1.1 Economic Impact

There are around 40 to 50 spices of global economic and culinary importance. There are also many other species that are used in traditional cooking in the region of their natural occurrence but have yet to reach any significant trade [8] . The major spices of international trade have well known stable long-term markets but most species tend to be commodities and as such there is competition and price fluctuations . The value of global spice imports is estimated at US$2 to 2.4 billion and in 2002 pepper topped the list with 20% of the total value followed by capsicum (18%), vanilla (13%), nutmeg/mace/cardamom (9%), spice seeds (8%) and ginger (6%). The major spice production is in the tropics from developing and least developed countries. There is also a very significant domestic consumption of spices in many spice-producing countries. The supply side of the industry has always been dynamic and has been punctuated by periodic relocations of the major production areas. To remain competitive , countries such as India are moving into the value-added sector producing spice essential oils, oleoresins, powders, speciality extracts and blends. In addition, India has established spice Agri-Export Zones and they are actively developing capabilities in quality management, improved packaging and technology innovation in production and processing . The largest spice importer is the European Union (with Germany being the leading country in the EU). The USA and Japan are the two largest single country importers of spices. In the EU countries, 55-60% of the total spice and herb use is for industrial consumption, 35-40% by the retail sector and 10-15% by the catering sector. The high industrial sector use reflects the growing popularity of ready-to-use spice mixtures. Another reason is the increasing consumption of processed foods and ready to eat dishes, which often rely on spices and herbs to retain and enhance food flavour.

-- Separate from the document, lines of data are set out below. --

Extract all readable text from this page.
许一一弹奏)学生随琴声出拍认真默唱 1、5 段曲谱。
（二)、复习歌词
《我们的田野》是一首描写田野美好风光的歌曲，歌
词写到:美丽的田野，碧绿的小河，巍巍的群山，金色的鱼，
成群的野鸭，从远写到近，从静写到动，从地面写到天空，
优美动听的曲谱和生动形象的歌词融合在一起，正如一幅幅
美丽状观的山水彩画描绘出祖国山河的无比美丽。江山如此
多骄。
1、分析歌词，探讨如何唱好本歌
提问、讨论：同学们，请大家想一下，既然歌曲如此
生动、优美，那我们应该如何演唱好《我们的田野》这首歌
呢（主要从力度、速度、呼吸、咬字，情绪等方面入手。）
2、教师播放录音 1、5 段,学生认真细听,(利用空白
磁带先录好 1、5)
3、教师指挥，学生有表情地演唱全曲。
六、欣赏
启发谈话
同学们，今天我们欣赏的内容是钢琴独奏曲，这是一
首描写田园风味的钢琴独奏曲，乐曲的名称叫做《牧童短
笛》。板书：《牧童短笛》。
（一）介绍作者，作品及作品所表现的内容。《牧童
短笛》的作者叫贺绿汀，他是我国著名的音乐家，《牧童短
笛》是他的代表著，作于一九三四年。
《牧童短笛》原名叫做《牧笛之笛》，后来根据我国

The ever more stringent regulations governing the international trade in spices and their derivatives for culinary use in food processing will mean that spice producers who ignore such specifications will eventually lose their markets to quality producers. For example, the EU (European Union) has aflatoxin regulations to detect contaminated consignments and restrict their import while adulteration of spices with colourants has led to product ban.

Some two hundred essential oils are produced and traded internationally in volumes that range from 20-30,000 tonnes for orange oil to less than 100 kg for some specialty flower extracts. Prices vary widely but for the majority of oils traded in volume fall within the range of US$4- $60/kg and for specialist s minor oils the price can be many hundreds of US$/kg. The citrus oils (orange, lemon, tangerine, lime, manadarin, grapefruit etc.) plus the mint oils have by far the largest number of important applications in tonnages as well as variety of flavours. The seasoning oils of spices and herbs (clove bud, coriander, cinnamon, garlic, nutmeg, onion etc) are traded in lesser quantities and have more selected applications. The majority of other oils are used in even lower quantities and have more targeted applications.

Estimating world production and trade of essential oils is fraught with difficulties [9] . In many countries domestic production statistics are not recorded and export statistics are recorded for some of the high volume oils and the rest are often included in codes that encompass a range of products. Therefore publications of global production must be treated with a high degree of suspicion as they are based on limited statistical data from a few countries and generally ignore factors such as domestic consumption.

Mature markets, where demand for essential oils is highly developed, have low potential growth because of low population growth. The European Union is the world’s biggest importer of essential oils (with France , Germany and UK being the major importing countries). The USA is the world’s largest importing country of essential oils followed by Japan . Most of the oils go into mainstream industries and the number of mainstream users continues to decline through mergers and acquisitions. Aromatherapy is seen as a potential high value growth area; however, it represents less than 1-2% of the total essential oil trade. It is predicted that the growth in these markets will be led by the flavour oils [10] . Use of essential oil for perfume and fragrance applications is predicted to reduce. Derivatives of dual–purpose and industrial oils will be imported from processing factories located in oil producing countries rather than from imported oils

The growth markets for uses of essential oils are predicted to be in the rapidly developing countries (dominated by China and India ), Eastern Europe and Russia and less developed countries. Long-term the amounts consumed in these growing markets is predicted to exceed the current consumption of the industrialised countries. Demand is predicted to be greatest for low-value fragrance oils used in soaps, detergents and related products with smaller growth in the flavour oils, mainly for non alcholic beverages (citrus and spice oils) and oral care products (mint oils). A growth in use of flavour oils in the processed food industries will be confined mainly to developing countries with growing middle class populations.